写真両手を上げて喜ぶ久保投手のもとに駆け寄る佐賀北の選手たち

 「満塁ホームラン、出ないかな」。そんな突拍子もない百崎監督の期待が現実になってしまう。佐賀北の勢いは恐ろしく、痛快だ。

 3点を追う8回1死満塁。その3球目だった。甘く入ったスライダーを副島は逃さない。94年、県内のライバルである佐賀商が決勝で放ったグランドスラムと同じ左翼へ打球は消えた。
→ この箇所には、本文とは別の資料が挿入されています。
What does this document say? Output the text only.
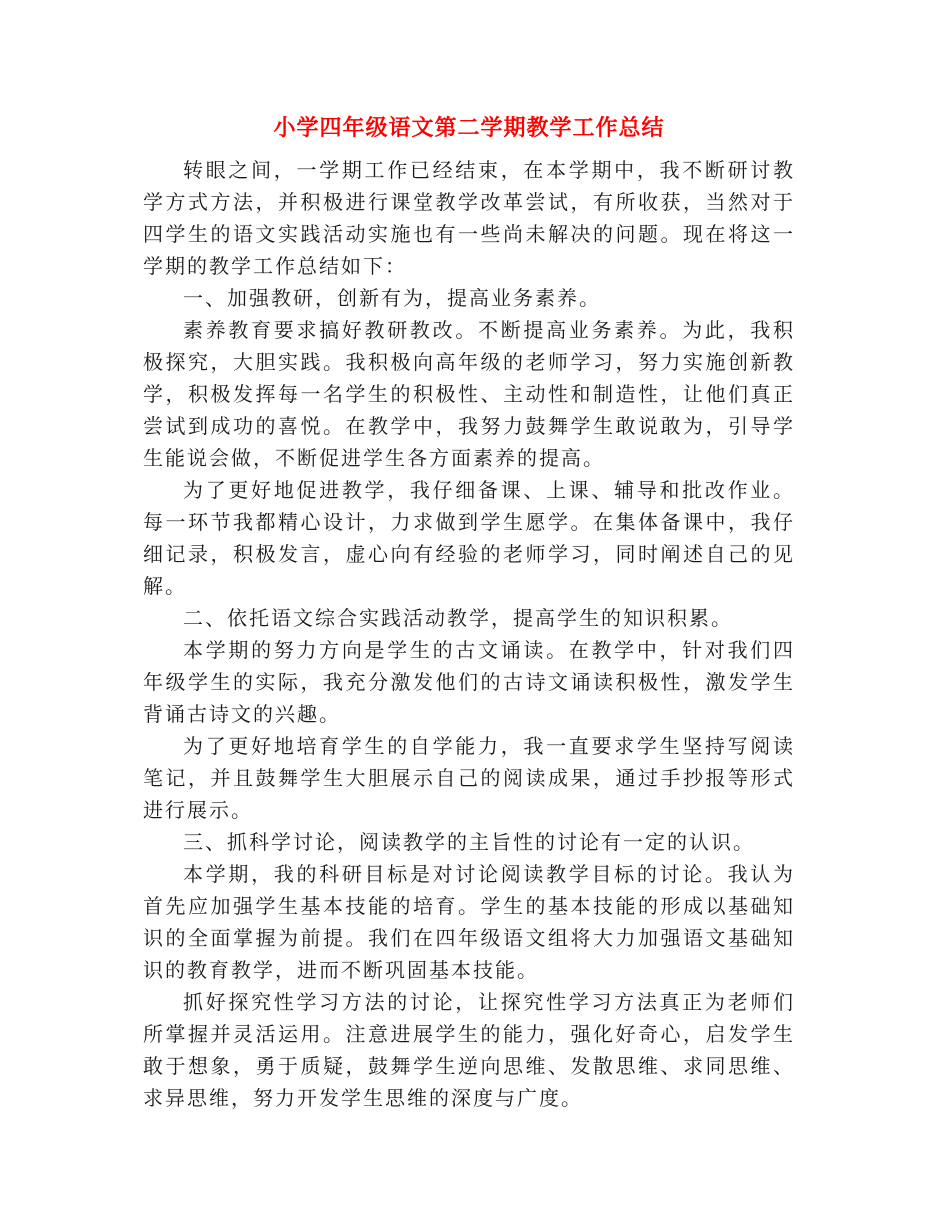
小学四年级语文第二学期教学工作总结

转眼之间，一学期工作已经结束，在本学期中，我不断研讨教学方式方法，并积极进行课堂教学改革尝试，有所收获，当然对于四学生的语文实践活动实施也有一些尚未解决的问题。现在将这一学期的教学工作总结如下：

一、加强教研，创新有为，提高业务素养。

素养教育要求搞好教研教改。不断提高业务素养。为此，我积极探究，大胆实践。我积极向高年级的老师学习，努力实施创新教学，积极发挥每一名学生的积极性、主动性和制造性，让他们真正尝试到成功的喜悦。在教学中，我努力鼓舞学生敢说敢为，引导学生能说会做，不断促进学生各方面素养的提高。

为了更好地促进教学，我仔细备课、上课、辅导和批改作业。每一环节我都精心设计，力求做到学生愿学。在集体备课中，我仔细记录，积极发言，虚心向有经验的老师学习，同时阐述自己的见解。

二、依托语文综合实践活动教学，提高学生的知识积累。

本学期的努力方向是学生的古文诵读。在教学中，针对我们四年级学生的实际，我充分激发他们的古诗文诵读积极性，激发学生背诵古诗文的兴趣。

为了更好地培育学生的自学能力，我一直要求学生坚持写阅读笔记，并且鼓舞学生大胆展示自己的阅读成果，通过手抄报等形式进行展示。

三、抓科学讨论，阅读教学的主旨性的讨论有一定的认识。

本学期，我的科研目标是对讨论阅读教学目标的讨论。我认为首先应加强学生基本技能的培育。学生的基本技能的形成以基础知识的全面掌握为前提。我们在四年级语文组将大力加强语文基础知识的教育教学，进而不断巩固基本技能。

抓好探究性学习方法的讨论，让探究性学习方法真正为老师们所掌握并灵活运用。注意进展学生的能力，强化好奇心，启发学生敢于想象，勇于质疑，鼓舞学生逆向思维、发散思维、求同思维、求异思维，努力开发学生思维的深度与广度。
 7回まで、わずか1安打。外角スライダーに手が出て、10三振を奪われていた。甲子園で無失点を続けていた久保も7回、2点を失う。4点差で、攻撃は残り2回。劣勢は否めない。

 それでも、選手たちはあきらめていなかった。「1点ずつかえしていこう」。1死から久保が三遊間を破る。代打・新川が続き、辻、井手の連続四球でまず1点。副島は「みんながつくってくれたチャンス。つなぐことだけ考えていた」。

 前の打席まで2三振。内角球を見せられた後、苦しんだスライダーにヤマをはった。「体を開かないようコンパクトに振る」。狙い通りだった。

 満塁本塁打での逆転劇は、堅い守備のたまものだ。5回2死一、二塁から左前安打を許しても生還を許さない。6回1死二、三塁でも、遊ゴロを落ち着いてさばいて三塁走者を挟殺した。内外野が大胆にポジションを変え、冷静に送球した。

 あのときの佐賀商と同じ、開幕戦からはじまった佐賀北旋風。延長再試合、延長サヨナラ勝ち……。ひと夏で、様々なドラマを経験し、劇的なアーチで頂点にたどり着いた。「信じられない」と苦笑する百崎監督のそばで、選手たちは屈託なく笑っていた。